Big Data is defined by an organization’s ability to analyze volumes of data, harvest business intelligence from it, and derive actionable insights and business decisions with it. Dark data is neglected, accumulating in archives, Hadoop clusters, remote data stores, grids, and log files – that no one knows what to do with. In a way it is anti-matter, that clouds our vision. But, if 80% of Big Data is dark data, not tapping into it means the results of your analytics/intelligence becomes faulty/suspect/incomplete and ultimately not useful and even harmful. So what can we do about it? We can continue to ignore it. That’s easy enough. But in these modern times, with the re-emergence of newer and faster ways of accessing data of all types, there is a better option that could have a real impact on the business. Establishing data connectivity – either through a cloud-based service or directly – from any platform or mobile device to data stores residing anywhere is the key that unlocks the dark data mysteries. By using SQL or OData APIs to access the data, we can hide the complexities of proprietary interfaces or unique Web services and get to a variety of data sources no matter where they might reside and at light speed.
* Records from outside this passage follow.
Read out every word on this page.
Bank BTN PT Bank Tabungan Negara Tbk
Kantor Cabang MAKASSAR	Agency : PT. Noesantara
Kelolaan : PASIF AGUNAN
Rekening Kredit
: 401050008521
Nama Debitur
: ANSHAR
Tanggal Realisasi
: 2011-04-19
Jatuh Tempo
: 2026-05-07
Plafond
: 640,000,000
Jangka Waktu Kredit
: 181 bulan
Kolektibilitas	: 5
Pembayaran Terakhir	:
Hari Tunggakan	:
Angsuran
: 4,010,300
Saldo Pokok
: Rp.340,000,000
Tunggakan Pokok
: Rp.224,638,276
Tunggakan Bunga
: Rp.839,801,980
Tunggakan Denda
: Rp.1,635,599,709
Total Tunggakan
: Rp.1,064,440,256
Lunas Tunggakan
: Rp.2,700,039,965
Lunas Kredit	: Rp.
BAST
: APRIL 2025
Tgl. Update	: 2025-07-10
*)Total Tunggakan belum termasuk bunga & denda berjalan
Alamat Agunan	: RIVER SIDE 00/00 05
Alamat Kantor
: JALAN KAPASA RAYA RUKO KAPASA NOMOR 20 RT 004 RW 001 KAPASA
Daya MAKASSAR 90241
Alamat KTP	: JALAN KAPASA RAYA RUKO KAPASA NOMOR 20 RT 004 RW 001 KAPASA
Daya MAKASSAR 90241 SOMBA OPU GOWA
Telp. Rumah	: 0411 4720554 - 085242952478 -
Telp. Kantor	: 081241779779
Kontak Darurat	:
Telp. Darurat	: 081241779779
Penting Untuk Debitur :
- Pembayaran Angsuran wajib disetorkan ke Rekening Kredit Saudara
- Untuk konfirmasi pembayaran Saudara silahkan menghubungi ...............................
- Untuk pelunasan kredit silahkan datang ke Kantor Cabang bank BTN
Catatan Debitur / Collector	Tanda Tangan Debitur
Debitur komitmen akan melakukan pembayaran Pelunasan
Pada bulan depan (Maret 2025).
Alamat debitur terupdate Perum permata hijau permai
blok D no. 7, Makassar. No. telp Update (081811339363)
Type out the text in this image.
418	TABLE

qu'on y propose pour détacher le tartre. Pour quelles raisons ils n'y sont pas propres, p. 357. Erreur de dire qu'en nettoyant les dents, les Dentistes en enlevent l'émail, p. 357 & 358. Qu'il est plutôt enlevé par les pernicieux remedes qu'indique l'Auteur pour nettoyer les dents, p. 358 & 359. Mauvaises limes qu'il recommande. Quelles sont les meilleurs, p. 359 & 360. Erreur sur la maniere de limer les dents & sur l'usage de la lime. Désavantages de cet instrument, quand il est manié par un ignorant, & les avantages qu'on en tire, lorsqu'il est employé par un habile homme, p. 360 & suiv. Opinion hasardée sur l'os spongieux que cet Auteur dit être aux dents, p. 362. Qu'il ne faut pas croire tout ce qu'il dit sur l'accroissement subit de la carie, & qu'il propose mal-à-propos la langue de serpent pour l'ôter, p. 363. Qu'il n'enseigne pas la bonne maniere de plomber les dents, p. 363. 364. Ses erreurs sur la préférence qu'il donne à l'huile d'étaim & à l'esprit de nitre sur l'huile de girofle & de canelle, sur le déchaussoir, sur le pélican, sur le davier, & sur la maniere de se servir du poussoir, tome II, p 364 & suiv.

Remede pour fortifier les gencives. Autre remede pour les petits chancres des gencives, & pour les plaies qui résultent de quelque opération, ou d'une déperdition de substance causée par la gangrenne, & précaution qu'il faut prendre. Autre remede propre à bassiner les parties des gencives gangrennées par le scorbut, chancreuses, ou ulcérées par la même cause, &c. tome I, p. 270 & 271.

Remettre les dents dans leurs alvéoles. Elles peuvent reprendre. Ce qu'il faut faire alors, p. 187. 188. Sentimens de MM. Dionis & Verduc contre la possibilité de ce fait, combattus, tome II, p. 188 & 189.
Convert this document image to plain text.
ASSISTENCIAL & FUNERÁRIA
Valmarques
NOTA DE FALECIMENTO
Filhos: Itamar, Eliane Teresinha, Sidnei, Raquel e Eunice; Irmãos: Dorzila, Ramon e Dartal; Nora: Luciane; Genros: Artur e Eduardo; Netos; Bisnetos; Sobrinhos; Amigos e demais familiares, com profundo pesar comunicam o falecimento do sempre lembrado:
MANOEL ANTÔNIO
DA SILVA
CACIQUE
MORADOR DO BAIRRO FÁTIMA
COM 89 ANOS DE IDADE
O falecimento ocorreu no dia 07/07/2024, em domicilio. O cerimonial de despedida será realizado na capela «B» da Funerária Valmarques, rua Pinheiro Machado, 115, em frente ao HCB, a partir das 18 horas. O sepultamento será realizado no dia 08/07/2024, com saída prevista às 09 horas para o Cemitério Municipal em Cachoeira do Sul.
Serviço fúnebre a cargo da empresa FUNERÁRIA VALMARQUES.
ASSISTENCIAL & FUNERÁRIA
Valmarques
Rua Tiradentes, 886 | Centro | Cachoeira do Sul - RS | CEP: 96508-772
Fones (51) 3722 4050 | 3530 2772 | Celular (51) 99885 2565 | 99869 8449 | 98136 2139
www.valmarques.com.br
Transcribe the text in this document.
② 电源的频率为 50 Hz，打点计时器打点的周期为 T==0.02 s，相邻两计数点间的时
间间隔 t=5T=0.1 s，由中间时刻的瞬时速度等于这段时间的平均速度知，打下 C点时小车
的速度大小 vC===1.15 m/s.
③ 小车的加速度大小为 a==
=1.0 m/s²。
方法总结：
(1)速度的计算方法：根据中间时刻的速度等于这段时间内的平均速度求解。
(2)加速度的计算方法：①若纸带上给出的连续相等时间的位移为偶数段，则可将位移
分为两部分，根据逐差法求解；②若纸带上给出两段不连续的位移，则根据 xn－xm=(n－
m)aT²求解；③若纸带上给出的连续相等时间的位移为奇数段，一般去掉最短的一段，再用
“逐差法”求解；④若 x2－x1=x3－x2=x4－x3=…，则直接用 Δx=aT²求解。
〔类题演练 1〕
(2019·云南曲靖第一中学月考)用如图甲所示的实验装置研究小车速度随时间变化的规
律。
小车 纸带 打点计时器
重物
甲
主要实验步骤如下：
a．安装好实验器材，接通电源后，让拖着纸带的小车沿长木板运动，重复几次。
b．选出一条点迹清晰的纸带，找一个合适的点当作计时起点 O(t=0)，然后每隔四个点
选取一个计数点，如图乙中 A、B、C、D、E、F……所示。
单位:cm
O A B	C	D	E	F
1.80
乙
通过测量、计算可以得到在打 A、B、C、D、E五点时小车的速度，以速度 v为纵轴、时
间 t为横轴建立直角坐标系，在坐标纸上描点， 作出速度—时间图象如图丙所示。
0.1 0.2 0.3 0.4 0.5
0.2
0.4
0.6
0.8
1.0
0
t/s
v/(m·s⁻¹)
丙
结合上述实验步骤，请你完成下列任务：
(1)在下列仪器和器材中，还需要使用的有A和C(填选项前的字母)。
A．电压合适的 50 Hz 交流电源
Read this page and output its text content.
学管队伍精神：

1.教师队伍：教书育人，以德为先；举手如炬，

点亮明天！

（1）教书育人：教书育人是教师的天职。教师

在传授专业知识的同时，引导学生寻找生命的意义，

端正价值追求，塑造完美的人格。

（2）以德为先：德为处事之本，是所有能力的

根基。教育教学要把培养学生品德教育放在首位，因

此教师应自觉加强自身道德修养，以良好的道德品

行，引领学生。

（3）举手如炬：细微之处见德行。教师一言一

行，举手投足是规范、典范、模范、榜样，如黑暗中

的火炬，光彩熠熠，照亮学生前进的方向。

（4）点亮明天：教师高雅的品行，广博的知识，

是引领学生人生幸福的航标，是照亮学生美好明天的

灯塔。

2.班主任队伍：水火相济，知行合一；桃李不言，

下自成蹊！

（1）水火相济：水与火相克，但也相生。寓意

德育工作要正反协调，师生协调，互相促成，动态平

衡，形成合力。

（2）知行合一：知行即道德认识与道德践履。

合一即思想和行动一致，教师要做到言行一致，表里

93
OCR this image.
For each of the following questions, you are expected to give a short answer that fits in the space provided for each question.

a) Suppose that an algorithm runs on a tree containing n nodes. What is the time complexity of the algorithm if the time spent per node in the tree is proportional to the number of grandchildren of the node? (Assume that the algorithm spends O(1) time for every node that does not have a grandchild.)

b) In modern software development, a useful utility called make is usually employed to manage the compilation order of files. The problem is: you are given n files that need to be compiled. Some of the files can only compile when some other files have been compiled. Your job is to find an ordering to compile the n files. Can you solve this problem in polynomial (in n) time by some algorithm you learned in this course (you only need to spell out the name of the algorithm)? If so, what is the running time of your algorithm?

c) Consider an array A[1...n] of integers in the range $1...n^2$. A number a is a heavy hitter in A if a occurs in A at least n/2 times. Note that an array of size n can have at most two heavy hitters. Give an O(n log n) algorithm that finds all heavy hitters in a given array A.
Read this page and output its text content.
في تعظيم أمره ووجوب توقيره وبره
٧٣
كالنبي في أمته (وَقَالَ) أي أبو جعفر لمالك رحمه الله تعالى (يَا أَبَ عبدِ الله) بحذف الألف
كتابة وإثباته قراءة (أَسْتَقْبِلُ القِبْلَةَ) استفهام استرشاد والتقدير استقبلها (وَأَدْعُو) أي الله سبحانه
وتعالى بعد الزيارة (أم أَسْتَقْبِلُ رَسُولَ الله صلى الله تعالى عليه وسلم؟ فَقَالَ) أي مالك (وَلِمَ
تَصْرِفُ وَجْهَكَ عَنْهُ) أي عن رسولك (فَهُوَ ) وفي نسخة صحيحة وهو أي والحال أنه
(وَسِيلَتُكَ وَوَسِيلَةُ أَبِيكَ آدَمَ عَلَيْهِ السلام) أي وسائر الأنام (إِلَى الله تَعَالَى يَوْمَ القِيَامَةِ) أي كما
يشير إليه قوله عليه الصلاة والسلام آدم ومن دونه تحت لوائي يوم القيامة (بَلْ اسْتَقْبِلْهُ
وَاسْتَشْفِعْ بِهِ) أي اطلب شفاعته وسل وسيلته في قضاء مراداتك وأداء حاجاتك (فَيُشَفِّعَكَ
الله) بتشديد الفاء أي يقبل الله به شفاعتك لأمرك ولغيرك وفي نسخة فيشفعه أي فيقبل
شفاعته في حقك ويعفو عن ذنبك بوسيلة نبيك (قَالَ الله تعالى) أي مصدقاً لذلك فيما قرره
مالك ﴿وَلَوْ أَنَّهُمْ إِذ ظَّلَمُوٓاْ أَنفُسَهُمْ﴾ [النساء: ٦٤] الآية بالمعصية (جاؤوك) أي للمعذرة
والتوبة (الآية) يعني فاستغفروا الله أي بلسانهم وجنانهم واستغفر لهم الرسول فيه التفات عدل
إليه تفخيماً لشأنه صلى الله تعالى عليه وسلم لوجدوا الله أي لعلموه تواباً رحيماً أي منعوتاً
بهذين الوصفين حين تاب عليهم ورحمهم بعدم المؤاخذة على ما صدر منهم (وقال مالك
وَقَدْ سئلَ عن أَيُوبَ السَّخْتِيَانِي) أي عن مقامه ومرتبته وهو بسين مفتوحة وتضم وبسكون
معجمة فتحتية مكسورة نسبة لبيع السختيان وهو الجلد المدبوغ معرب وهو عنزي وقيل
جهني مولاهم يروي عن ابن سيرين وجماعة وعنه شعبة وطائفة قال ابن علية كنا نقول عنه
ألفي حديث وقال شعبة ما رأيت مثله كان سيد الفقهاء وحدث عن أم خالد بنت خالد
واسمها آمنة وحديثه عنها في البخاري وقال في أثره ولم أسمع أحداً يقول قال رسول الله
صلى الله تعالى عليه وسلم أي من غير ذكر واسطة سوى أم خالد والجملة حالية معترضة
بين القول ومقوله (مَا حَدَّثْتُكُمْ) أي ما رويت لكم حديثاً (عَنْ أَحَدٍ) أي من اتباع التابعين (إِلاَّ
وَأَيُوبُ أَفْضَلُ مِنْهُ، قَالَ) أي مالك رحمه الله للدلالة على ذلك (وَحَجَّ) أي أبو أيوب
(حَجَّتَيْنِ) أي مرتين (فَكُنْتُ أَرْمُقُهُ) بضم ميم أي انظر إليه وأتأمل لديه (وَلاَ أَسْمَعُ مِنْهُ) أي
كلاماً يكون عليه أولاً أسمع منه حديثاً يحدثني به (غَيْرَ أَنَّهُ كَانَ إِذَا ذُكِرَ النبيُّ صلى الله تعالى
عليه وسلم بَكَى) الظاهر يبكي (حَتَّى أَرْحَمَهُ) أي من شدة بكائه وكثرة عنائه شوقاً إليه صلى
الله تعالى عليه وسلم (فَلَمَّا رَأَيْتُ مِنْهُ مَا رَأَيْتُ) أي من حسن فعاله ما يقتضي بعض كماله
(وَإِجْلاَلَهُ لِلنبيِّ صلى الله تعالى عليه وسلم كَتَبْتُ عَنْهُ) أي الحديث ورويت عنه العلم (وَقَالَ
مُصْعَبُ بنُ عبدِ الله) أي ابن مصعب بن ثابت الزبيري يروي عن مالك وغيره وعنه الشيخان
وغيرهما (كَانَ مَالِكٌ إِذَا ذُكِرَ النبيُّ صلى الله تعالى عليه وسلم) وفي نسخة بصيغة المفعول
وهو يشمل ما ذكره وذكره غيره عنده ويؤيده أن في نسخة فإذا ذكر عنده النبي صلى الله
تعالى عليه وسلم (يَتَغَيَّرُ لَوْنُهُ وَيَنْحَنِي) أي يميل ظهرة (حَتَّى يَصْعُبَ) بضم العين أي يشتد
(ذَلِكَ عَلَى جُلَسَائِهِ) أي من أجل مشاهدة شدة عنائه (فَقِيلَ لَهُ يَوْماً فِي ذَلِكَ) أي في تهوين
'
On the right hand side of the slide, I show our support for Apache Hive, which comes with all of the popular commercial Hadoop distributions out there like Hortonworks, MapR, IBM BigInsights, and Cloudera. We have ODBC and JDBC drivers that access Hive data directly. The data that ends up in Hive gets there by using MapReduce on Hadoop distributed file systems in order to filter the right data. And since Hive is SQL-oriented, it’s custom made for accessibility and performance.
Having many different and varied connections makes API management too complex – this is not a scalable environment. And each API could be unique to that data source … with some native APIs even being proprietary. Also, these native APIs often change frequently. The native Salesforce.com API, for example, gets updated every quarter. That means that if you are relying on it within your applications, you might need to update every app that uses it to accommodate those updates. Another point is on development cost. Since there could be many different data APIs to handle, and since many of those involve unique skill sets to understand them, and since many of those could change often enough to become a nightmare to maintain – the cost of multiple API management explodes along with the explosion of new up and coming data sources out there that you need to access.
Enterprise data, typically held in relational databases on-premise, behind a firewall, pose some security challenges which add to the latency in accessing the data. Normally if I wanted to get to the data from a cloud app or from a different network, I would need to open a new data port and essentially reconfigure the firewall – as well as establish separate or new authorization and credentials for every database I want to get to. And most likely you’ll require extensive SQL API knowledge for each relational database.
So let me summarize this way … I talked about the top data API headaches and here I have some aspirin-oriented recommendations for how to alleviate those headaches.
Cloud-based data connectivity services help ease the data variety chaos.
The OData Open Data Platform enables standardized data access for enterprise mobile applications.
New technology provides low-touch access to enterprise data through a firewall.
SQL access to Apache Hive and HBase in Big Data environments helps ease the headache of dealing with volumes of data – and dark data.
Direct access to databases using data drivers architected for speed and efficiency is paramount to preserving ACID transactions.
And finally, customized access to private application data can be built quickly and easily.